Calling and Sentiment Cards
Sentiment cards, small, single-sided cards printed with greetings or messages on morality, were popular in the United States during the nineteenth century. The tradition of trading or sending these early greeting cards began in Europe in the 1820s, and soon crossed the Atlantic to America. The cards, about the same size as calling cards, were intended to be given to friends and associates as tokens. Many cards expressed feelings of love or friendship, others bore religious or moral verses intended for the improvement of their recipients. The cards were quite inexpensive. An advertisement for J.H. Bufford's Sons in Boston included a listing of over a dozen designs for sentiment cards. Each set of one hundred cards cost between $0.75 and $2.00 and included floral patterns, cupids, ducks, and religious verses (see J. H. Bufford's Sons new and beautiful illuminated educational and scripture chromo cards in the Year-book of Education for 1879, p. 337).

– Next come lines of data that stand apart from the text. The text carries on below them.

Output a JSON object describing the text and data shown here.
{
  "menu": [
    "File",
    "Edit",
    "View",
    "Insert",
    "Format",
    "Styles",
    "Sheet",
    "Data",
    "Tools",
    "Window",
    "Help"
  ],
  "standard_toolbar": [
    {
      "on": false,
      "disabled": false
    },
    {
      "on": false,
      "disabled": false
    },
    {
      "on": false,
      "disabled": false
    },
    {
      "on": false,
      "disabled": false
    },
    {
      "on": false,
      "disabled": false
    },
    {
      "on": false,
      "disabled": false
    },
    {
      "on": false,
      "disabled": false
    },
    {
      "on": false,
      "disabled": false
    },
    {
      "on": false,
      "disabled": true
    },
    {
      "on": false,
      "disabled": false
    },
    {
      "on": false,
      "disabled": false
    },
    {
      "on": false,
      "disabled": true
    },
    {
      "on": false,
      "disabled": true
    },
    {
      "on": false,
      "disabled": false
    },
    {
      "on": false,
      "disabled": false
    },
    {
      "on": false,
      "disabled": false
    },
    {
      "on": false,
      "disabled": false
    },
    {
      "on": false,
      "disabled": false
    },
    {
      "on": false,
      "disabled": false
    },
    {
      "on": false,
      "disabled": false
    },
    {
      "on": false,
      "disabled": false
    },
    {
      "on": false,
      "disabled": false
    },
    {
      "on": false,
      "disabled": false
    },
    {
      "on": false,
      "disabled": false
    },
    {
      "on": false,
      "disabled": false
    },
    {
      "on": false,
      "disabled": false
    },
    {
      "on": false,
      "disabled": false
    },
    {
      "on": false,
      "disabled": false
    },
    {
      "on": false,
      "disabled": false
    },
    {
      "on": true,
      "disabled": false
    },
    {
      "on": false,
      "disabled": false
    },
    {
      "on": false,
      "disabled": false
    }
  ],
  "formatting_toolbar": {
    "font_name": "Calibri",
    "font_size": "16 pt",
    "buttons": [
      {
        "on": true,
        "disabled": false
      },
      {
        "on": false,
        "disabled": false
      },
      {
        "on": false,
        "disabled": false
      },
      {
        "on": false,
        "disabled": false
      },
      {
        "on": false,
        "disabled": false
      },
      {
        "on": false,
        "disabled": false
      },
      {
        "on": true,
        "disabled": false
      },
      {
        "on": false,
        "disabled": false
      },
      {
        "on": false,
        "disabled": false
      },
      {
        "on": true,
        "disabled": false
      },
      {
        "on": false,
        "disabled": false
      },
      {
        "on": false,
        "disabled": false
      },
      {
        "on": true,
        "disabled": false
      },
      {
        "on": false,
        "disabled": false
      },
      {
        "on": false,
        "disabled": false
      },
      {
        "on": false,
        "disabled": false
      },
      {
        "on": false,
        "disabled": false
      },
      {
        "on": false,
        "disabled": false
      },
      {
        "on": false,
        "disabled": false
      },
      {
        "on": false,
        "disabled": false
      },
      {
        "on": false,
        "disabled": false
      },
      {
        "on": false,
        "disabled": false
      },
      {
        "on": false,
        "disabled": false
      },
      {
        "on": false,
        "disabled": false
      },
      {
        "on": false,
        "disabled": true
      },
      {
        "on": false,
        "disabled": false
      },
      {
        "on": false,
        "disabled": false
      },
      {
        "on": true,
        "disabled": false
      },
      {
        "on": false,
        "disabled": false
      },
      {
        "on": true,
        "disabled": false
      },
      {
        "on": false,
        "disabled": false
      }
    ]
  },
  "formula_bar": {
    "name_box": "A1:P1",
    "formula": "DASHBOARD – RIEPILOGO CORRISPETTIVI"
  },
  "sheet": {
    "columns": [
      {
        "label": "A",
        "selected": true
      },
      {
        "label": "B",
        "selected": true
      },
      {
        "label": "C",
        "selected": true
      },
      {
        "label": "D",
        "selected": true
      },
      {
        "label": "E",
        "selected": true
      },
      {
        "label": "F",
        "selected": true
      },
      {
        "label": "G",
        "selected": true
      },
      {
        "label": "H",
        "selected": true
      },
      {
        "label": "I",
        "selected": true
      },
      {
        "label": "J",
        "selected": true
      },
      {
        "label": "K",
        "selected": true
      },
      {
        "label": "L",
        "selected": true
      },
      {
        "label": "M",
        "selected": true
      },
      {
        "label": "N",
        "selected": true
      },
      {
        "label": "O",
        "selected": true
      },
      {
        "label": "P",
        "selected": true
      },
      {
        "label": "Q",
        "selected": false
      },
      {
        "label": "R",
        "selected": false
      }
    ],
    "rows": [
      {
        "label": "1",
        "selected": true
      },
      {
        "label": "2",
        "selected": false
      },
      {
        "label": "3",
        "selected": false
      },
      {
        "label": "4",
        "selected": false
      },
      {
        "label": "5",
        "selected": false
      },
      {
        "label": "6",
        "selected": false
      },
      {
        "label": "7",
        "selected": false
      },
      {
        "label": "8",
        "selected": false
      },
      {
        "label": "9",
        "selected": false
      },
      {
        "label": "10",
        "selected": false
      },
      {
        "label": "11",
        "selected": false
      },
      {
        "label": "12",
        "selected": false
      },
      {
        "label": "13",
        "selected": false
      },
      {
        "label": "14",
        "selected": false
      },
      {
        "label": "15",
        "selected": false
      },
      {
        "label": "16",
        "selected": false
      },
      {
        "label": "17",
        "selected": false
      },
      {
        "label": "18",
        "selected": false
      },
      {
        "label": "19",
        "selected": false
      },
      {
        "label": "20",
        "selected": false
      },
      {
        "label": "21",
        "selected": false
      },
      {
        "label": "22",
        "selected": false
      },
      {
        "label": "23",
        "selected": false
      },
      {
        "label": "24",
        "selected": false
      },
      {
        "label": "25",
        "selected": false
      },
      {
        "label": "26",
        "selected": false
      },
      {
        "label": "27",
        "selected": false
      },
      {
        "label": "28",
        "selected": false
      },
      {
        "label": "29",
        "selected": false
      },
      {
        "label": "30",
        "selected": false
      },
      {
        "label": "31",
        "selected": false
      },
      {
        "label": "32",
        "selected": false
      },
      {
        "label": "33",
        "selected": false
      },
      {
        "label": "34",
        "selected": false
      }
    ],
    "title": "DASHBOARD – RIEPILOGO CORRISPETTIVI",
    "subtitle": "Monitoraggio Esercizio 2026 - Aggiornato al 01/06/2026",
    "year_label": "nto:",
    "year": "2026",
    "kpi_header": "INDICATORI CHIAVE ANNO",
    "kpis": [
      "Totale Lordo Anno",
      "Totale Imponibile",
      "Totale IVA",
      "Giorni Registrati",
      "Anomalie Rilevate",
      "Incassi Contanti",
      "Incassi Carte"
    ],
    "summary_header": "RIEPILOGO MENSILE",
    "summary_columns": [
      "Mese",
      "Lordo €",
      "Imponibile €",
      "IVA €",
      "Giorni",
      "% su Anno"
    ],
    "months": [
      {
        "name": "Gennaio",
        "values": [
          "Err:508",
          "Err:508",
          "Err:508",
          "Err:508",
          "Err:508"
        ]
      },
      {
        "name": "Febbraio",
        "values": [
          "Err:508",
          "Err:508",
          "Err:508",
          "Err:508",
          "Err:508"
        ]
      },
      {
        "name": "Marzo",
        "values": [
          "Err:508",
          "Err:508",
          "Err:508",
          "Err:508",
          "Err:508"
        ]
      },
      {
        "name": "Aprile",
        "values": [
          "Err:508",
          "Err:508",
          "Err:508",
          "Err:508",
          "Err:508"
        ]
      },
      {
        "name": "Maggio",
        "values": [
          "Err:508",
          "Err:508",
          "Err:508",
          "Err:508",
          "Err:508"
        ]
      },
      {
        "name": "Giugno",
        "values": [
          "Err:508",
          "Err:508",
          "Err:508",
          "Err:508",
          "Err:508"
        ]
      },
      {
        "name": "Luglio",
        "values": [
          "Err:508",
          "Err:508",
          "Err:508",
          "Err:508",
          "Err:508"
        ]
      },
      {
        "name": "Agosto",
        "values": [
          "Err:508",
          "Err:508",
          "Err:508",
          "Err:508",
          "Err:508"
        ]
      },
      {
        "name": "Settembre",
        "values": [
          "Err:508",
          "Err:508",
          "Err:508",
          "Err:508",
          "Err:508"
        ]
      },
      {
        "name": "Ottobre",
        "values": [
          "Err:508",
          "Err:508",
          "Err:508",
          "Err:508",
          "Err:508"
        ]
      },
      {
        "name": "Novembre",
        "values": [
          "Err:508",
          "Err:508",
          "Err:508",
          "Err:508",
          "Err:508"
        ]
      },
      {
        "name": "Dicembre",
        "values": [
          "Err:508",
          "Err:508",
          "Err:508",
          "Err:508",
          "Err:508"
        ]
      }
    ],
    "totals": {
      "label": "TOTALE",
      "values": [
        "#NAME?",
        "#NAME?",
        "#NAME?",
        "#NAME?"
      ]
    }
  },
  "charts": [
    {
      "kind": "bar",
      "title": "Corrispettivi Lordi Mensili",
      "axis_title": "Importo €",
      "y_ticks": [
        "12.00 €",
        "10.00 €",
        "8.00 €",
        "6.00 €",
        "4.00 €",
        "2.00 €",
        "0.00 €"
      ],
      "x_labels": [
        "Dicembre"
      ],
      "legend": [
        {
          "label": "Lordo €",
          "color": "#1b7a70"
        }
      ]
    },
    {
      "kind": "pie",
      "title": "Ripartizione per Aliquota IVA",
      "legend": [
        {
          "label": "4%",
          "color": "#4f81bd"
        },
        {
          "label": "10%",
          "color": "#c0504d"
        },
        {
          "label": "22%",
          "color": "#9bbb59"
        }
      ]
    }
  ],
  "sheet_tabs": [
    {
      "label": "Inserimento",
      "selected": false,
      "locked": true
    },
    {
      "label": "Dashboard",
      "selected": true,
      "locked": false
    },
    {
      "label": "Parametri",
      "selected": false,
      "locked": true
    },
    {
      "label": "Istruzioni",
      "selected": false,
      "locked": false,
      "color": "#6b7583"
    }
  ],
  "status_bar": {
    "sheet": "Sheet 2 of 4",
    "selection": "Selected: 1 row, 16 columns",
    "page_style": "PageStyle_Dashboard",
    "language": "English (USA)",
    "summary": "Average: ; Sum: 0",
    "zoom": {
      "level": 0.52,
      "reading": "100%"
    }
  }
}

The Society's collection of over 500 sentiment cards is arranged by the theme of the card, including friendship, love, and remembrance. Some are further grouped by dominant design, such as musical bars or domestic scenes. Many of the cards are signed in manuscript and are often further decorated by the giver with watercolor. Some may have done double duty as calling cards or as rewards of merit for young children.